# Formula One viewing?



## gakman (Dec 12, 2012)

In the U.S. we F1 fans get together at pizza parlors to watch the televised races live. Are there such gatherings in Hong Kong? I know some pubs in LKF show it on their large screen but then the sound/commentary is mute. That's no good....


----------



## bridgetc (Jun 12, 2014)

I'm wondering the exact same thing...F1 fans please shoot me a message too


----------



## gakman (Dec 12, 2012)

I can't figure this out...

In the U.S. F1 is not a big thing, americans seem to like the hill-billy he-haw idiotic NASCAR much more than F1, yet back there I got to watch F1 free either thru Fox or SpeedChannel.

So in this international city of Hong Kong I was expecting lots of F1 fans with viewing parties everywhere, yet to this date I have not found one. I have found bars and saloons that show F1 on the big screen, but they shut off the sound and the patrons seem to care only if there is a crash.

I looked into getting the F1 channel but NOWTV wants you to buy this entire sports package for $300+ a month PLUS a lengthy contract. Give me a break.


----------



## TonyBee (Jun 20, 2014)

There are two ways of getting round this.

The BBC shows half of the races live and the rest of the races in a highlights programme a couple of hours after the race has finished. In the highlights programme they typically show around 60-70 minutes of each race so you don't actually miss out on very much.

If you want to watch BBC iplayer then you need to get a VPN - just google ''Hong Kong VPN'' and you'll get plenty to choose from.

By the way you can also use this to view things like Netflix etc. Although with a VPN for the UK you will only be able to view the UK Netflix site you will need a VPN for the USA to view the US version of Netflix.


The other way is for when you can see the race but either don't like or can't hear the commentary.

BBC Radio 5 Live do a live show for every race with live build-up beforehand and then commentary throughout the race.
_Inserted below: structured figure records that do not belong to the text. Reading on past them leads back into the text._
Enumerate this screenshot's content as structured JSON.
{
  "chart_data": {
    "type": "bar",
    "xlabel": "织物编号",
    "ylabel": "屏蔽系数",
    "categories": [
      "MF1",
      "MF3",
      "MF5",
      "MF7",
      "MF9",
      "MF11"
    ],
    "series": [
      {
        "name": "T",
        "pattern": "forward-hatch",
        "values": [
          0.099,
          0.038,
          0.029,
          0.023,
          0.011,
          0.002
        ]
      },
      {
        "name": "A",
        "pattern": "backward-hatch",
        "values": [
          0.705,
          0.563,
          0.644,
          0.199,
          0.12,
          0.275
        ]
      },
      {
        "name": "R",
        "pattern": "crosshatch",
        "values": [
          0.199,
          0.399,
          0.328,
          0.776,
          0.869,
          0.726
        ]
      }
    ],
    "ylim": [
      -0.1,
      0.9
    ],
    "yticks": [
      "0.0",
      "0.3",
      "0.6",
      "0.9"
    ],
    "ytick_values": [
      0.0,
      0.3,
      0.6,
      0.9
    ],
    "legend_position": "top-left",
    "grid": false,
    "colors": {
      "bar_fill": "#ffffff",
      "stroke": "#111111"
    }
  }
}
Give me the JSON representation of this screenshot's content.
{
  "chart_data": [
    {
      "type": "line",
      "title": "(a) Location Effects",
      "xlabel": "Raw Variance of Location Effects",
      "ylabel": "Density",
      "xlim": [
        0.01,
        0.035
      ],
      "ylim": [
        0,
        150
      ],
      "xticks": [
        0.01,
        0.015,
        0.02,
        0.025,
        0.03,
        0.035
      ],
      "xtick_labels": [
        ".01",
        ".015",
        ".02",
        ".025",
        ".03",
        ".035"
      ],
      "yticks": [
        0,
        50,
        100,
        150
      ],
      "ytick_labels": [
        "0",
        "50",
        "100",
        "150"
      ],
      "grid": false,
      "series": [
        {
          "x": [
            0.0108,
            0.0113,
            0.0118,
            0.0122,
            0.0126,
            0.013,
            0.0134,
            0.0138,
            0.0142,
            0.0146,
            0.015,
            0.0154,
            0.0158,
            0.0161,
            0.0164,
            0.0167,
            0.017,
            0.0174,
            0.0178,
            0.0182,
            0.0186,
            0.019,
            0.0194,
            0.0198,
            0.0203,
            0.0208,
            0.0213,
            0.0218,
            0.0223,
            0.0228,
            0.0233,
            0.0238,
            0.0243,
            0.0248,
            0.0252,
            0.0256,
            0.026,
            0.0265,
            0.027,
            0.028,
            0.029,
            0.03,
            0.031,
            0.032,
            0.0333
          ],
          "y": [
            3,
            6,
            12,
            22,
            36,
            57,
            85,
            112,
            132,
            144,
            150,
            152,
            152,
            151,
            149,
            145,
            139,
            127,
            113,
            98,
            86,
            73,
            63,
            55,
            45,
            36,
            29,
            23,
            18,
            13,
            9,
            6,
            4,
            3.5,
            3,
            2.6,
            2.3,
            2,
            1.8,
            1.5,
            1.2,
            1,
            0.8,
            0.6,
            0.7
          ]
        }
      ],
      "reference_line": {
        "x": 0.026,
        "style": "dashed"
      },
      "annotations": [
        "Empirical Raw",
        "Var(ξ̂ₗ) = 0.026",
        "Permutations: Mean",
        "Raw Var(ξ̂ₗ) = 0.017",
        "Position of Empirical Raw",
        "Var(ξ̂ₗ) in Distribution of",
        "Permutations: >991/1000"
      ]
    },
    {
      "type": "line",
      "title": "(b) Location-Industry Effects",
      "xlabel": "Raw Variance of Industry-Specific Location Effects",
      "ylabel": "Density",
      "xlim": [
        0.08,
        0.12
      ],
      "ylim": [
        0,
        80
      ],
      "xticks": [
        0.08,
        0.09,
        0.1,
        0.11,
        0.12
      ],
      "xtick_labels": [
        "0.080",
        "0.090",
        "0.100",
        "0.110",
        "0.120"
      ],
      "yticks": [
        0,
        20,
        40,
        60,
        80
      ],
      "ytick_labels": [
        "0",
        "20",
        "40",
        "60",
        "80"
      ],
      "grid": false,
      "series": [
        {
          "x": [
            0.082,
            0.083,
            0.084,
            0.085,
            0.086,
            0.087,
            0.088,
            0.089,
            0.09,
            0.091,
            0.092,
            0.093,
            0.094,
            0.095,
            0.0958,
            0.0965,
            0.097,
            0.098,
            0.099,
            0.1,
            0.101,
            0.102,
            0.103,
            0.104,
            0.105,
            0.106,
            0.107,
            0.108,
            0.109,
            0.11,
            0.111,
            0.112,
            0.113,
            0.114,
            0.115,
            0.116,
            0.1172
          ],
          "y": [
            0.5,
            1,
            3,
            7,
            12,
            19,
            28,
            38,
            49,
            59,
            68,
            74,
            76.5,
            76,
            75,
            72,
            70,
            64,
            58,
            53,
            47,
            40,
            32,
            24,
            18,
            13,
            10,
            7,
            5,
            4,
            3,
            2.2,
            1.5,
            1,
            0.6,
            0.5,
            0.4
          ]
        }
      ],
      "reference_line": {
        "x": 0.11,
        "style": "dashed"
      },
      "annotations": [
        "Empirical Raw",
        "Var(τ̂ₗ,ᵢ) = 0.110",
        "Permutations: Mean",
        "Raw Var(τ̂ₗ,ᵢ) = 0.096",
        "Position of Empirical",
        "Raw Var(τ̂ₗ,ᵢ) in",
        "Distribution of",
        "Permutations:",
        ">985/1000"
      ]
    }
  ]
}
They will be broadcasting the Austrian GP live this Sunday from 7.30pm Hong Kong time until 10pm.

I've done this before - turned off the sound that was in a language I didn't understand and then listen to Radio 5 Live.

It's a UK radio station that is also available online - all BBC national stations are available online - so you can listen to it on any smartphone or ipad etc through wifi or 3G


----------



## TonyBee (Jun 20, 2014)

TonyBee said:


> In the highlights programme they typically show around 60-70 minutes of each race so you don't actually miss out on very much.



Sorry, I got that wrong; they only showed 55 minutes of the race.


----------